For the first twelve Christmases of my life, we had an angel looking down over us from on top of the Christmas tree like most people. Until one year my father brought home a Christmas tree that was a bit too tall for the annual angel topping. He had already wrestled with the tree for a couple of hours just to convince it that standing straight was a non-negotiable possibility, despite the struggle the tree gave.
In his haste to have the tree completely (and completely uninterested in un-decorating it to chop it down to a more convenient size) he snatched up a small knitted winter cap and plopped it on top of the tree. For several years following his momentary frustration, we topped our tree with this tiny knit cap, until the year my mother put her foot down in her desire for a more traditional looking tree.
Does it really matter what goes on the top of a tree? Christmas tree decorations are a universal tradition that has a long disputable record of its true origins. Most people credit current Christmas tree decorations with the first in home decoration recognized by the modern world, the Christmas tree of the Windsor Castle. Although others dispute this and say that Christmas tree decorations began in Germany when devout Christians brought trees into their homes for decorative purposes.
Christmas trees were originally decorated with fruits, sweets, candles, and even popcorn long before anyone decided that tree decorating just wasn’t complete until something crowned the very top branch. Stars were actually quite common once the notion took Europe by storm. They were simple to fashion and represented the Christmas star without much effort. Later, angels were introduced to represent the Angel that visited the shepherds when Christ was born.
In the pursuit of originality and uniqueness, the tree topper became the focal point of Christmas tree distinction. Special bulbs were designed, color arrangements began to provide an artist’s quality, and eventually, odd shapes and characters began to pop up as the newest and latest Christmas tree toppers.
The perpetual pursuit for unique and original tree toppers is far from over. These days, artists are being commissioned to create intricate and glorious tree toppers that represent everything from the religious to the extreme. The tree topper lays claim to the entire Christmas tree, giving it personality and ownership. This may seem a little extreme considering that the average Christmas tree is displayed between two and three weeks out of the entire year.

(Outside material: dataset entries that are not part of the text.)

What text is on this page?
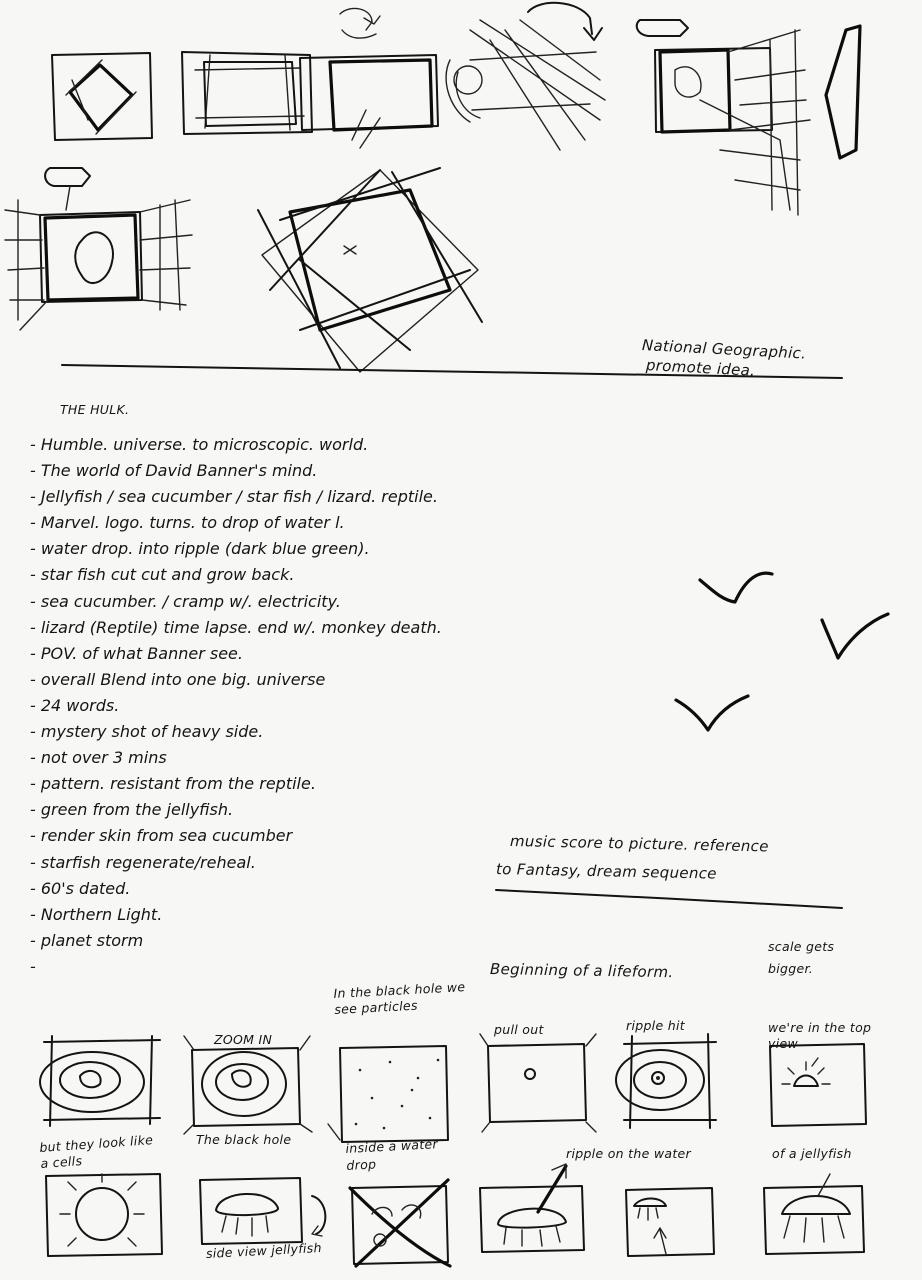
National Geographic.
promote idea.
THE HULK.
- Humble. universe. to microscopic. world.
- The world of David Banner's mind.
- Jellyfish / sea cucumber / star fish / lizard. reptile.
- Marvel. logo. turns. to drop of water l.
- water drop. into ripple (dark blue green).
- star fish cut cut and grow back.
- sea cucumber. / cramp w/. electricity.
- lizard (Reptile) time lapse. end w/. monkey death.
- POV. of what Banner see.
- overall Blend into one big. universe
- 24 words.
- mystery shot of heavy side.
- not over 3 mins
- pattern. resistant from the reptile.
- green from the jellyfish.
- render skin from sea cucumber
- starfish regenerate/reheal.
- 60's dated.
- Northern Light.
- planet storm
-
music score to picture. reference
to Fantasy, dream sequence
Beginning of a lifeform.
scale gets bigger.
ZOOM IN
In the black hole we see particles
pull out	ripple hit	we're in the top view
but they look like a cells
The black hole	inside a water drop
ripple on the water	of a jellyfish
side view jellyfish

Out of all the ornamentation, a unique Christmas tree topper is the one that people look to for absolute distinction. No matter how original or ordinary the decorations on display light up the tree, the eyes tend to focus first on the top of the tree, even when the entire tree is magnificent.
Tree toppers have become symbolic of our reverence for the holiday. Those who deem themselves religious tend to find the tree topper that expresses their faith accurately while those who celebrate a more secular Christmas may search for something a little more ornate but less obviously Christian.
Whether it is faith statements or statements of individuality tree toppers have become the symbolic representation of our Christmas traditions. Most families will select a tree topper and utilize the same one for many years, often passing the tree topper on as a family heirloom if it is deemed appropriate. While definitely the minority, some families replace their tree toppers annually, developing quite the collections over time.
And so the question remains, does it really matter what you place on the very top of your tree? Only to you. People are bound to notice if you have something particularly crafty or original. A Christmas tree topper is your unique expression of what the holiday means to you.